BOJ’s Kuroda Bows Out After Decade of Shock and Awe Easing

Haruhiko Kuroda speaks to reporters one last time as the Governor of the Bank of Japan on Friday, ending a decade-long term filled with surprises that shook global financial markets and transformed the image of the central bank previously known for doing too little, too late.

(Bloomberg) — Haruhiko Kuroda speaks to reporters one last time as the Governor of the Bank of Japan on Friday, ending a decade-long term filled with surprises that shook global financial markets and transformed the image of the central bank previously known for doing too little, too late.

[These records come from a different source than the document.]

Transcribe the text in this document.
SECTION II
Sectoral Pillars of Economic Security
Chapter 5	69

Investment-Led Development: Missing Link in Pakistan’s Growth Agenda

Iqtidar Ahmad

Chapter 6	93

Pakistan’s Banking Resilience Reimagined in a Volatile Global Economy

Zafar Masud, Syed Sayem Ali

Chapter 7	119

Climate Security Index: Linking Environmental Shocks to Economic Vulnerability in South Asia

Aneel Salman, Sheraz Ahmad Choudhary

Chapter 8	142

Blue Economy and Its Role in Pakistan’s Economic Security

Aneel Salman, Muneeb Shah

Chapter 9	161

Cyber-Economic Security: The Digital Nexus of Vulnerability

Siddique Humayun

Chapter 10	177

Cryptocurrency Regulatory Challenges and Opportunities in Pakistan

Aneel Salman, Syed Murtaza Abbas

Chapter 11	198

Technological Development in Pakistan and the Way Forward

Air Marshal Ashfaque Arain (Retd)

After being picked by former Prime Minister Shinzo Abe, Kuroda opened a new chapter for central banking with aggressive easing. He spent $11.7 trillion to keep his stimulus rolling, making the BOJ’s balance sheet multiple times bigger than those of the Federal Reserve and European Central Bank, relative to the size of the economy.

The governor has said the massive stimulus has succeeded in pulling the nation out of 15 years of deflation. Yet he leaves unfinished the mission of exiting from the unorthodox, ultra-loose monetary policy, and the task will now fall to his successor and long-time friend, Kazuo Ueda. 

Kuroda has said that one regret has been that the BOJ, under his watch, failed to create sustained inflation. Ueda has indicated he will continue with the BOJ’s current easing policy until steady inflation is achieved, although market players will be closely watching whether and how he addresses the growing side effects of its yield curve control program. 

The influence of the BOJ increased in global financial markets under Kuroda, and it is now seen as the last anchor of low rates after other global central banks have rushed to tame inflation with higher rates. Kuroda’s rock bottom interest rates helped the yen hit a 32—year low, raising the cost of living for households and prompting some criticism. 

Prior to Kuroda, the BOJ’s efforts against deflation were widely considered feeble and behind the curve. 

Kuroda’s shock-and-awe methods changed that. The last surprise came in December, as the BOJ’s move to widen a range for Japanese 10-year bond yields shocked global financial markets from US treasuries to gold. Kuroda described the move as being aimed at improving the functioning of financial markets, although he had previously characterized such a tweak as a rate hike and possibly harmful for the economy. 

Such easing measures even prompted concerns it was doing too much and creating market distortions. The ultra-easy policy is blamed for drying up activity in Japan’s bond market. The bank now owns more than half of Japan’s public debt market, and through the purchase of exchange-traded funds, it is also essentially the biggest owner of shares in companies ranging from Advantest Corp. to TDK Corp. 

Most economists expect some form of policy change coming this year. Backing away from the stimulus framework without disrupting markets, however, will be a difficult balancing act. 

Following the December move, some 71% of BOJ watchers said the bank had problems in communications — an issue Ueda will likely be under pressure to address. The new governor is expected to hold an inaugural press conference Monday, with investors listening for any hint of a policy shift.